Drafted men, their relatives and friends, reinforced by thousands of sympathizers who favored some kind of direct action, gathered early in the morning of July 13 on vacant lots with clubs, staves, cart rungs, pieces of iron, and moved as if by agreement to a lot near Central Park where they organized, began patrolling the city, and put the first sign of their wrath and vengeance on the draft offices wrecked and burned. That is, the first acts of the three days' tornado had some semblance of an uprising of the people against a Government discriminating in its conscription between the rich and the poor. The fortunate arrival of the Seventh Regiment and the active efforts of the few officers and troops in the city put down the riot on the fourth day.

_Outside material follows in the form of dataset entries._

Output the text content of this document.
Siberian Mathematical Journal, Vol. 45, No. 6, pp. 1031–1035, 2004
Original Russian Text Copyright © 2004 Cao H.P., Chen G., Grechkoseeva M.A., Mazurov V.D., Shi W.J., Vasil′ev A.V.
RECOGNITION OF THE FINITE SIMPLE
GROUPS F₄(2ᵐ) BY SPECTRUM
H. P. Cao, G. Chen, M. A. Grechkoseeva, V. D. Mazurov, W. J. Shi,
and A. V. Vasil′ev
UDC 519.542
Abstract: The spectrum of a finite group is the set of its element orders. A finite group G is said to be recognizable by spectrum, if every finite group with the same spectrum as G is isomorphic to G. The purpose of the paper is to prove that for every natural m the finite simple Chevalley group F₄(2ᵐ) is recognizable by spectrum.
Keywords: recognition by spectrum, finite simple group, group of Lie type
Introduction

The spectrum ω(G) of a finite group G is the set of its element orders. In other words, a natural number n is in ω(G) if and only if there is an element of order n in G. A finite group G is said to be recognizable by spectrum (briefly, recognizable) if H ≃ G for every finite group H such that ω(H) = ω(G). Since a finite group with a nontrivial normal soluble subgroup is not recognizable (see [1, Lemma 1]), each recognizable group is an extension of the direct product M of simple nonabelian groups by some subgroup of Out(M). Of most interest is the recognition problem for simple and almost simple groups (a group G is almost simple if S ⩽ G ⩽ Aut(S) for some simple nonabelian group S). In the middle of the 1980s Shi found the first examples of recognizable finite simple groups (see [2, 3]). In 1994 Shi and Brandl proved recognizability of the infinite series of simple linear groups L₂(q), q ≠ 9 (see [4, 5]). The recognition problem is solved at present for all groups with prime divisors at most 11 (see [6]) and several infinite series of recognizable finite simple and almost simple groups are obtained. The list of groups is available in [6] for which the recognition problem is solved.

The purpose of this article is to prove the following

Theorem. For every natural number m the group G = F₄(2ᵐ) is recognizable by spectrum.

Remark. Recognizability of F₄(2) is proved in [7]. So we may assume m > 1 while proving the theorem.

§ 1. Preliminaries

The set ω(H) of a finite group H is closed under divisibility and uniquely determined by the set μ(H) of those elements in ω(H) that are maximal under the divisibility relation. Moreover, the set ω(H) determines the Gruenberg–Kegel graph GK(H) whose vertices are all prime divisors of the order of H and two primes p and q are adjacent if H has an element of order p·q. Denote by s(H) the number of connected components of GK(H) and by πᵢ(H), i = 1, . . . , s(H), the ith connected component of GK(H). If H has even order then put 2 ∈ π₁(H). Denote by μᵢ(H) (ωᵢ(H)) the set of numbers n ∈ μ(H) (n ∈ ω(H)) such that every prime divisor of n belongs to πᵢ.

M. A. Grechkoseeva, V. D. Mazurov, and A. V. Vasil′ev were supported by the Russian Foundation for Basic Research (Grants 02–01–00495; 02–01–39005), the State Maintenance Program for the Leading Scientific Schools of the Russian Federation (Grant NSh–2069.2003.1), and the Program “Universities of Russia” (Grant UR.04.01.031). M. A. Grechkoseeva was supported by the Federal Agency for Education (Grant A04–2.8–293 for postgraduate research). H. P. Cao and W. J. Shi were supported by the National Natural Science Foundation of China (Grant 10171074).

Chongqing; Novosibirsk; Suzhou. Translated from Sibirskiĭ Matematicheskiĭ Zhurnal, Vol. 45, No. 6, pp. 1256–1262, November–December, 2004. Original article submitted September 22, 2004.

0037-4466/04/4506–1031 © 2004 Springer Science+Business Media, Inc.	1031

One Judge McCunn had held the previous week that the Conscription Act was unconstitutional, and the only forces the President could use for the war, besides the regular army, were volunteers and militia contributed by States.

The draft, however, and the arrangement that any man having $300 could buy his release from military service, were the focal points of the mass drive of the mobs. Robert Nugent, assistant provost marshal in charge of conscription, received on the second day of the riots a telegram from his Washington chief, James B. Fry, directing him to suspend the draft. Governor Seymour and Mayor Opdyke clamored that he should publish this order. Nugent said he had no authority to, but he finally consented to sign his name to a notice: "The draft has been suspended in New York City and Brooklyn," which was published in newspapers. This had a marked quieting effect.

Governor Seymour wrote to the President asking for suspension of the draft, the President replying that he could not consent. "Time is too important." Due credit in the quota would be made for volunteers, Lincoln stipulated; he also said he would be willing to facilitate a decision from the United States Supreme Court on whether the draft law was constitutional. "But I cannot consent to lose the time while it is being obtained....We are contending with an enemy, who, as I understand, drives every able-bodied man he can reach into his ranks, very much as a butcher drives bullocks into a slaughter pen...This produces an army. with a rapidity not to be matched on our side, if we first waste time to re-experiment with the volunteer system."

Lincoln closed this letter of August 7 with saying his purpose was in his action to be "just and constitutional, and yet practical." He was yielding nothing to the astute and persistent Governor of New York, who had at various times so often given words of hope to New York City that the draft would be got rid of.

By what right does the Government of the United States select men for military service and by force thrust them into the Army unless they hire SUBSTITUTES or each pay the Government $300?"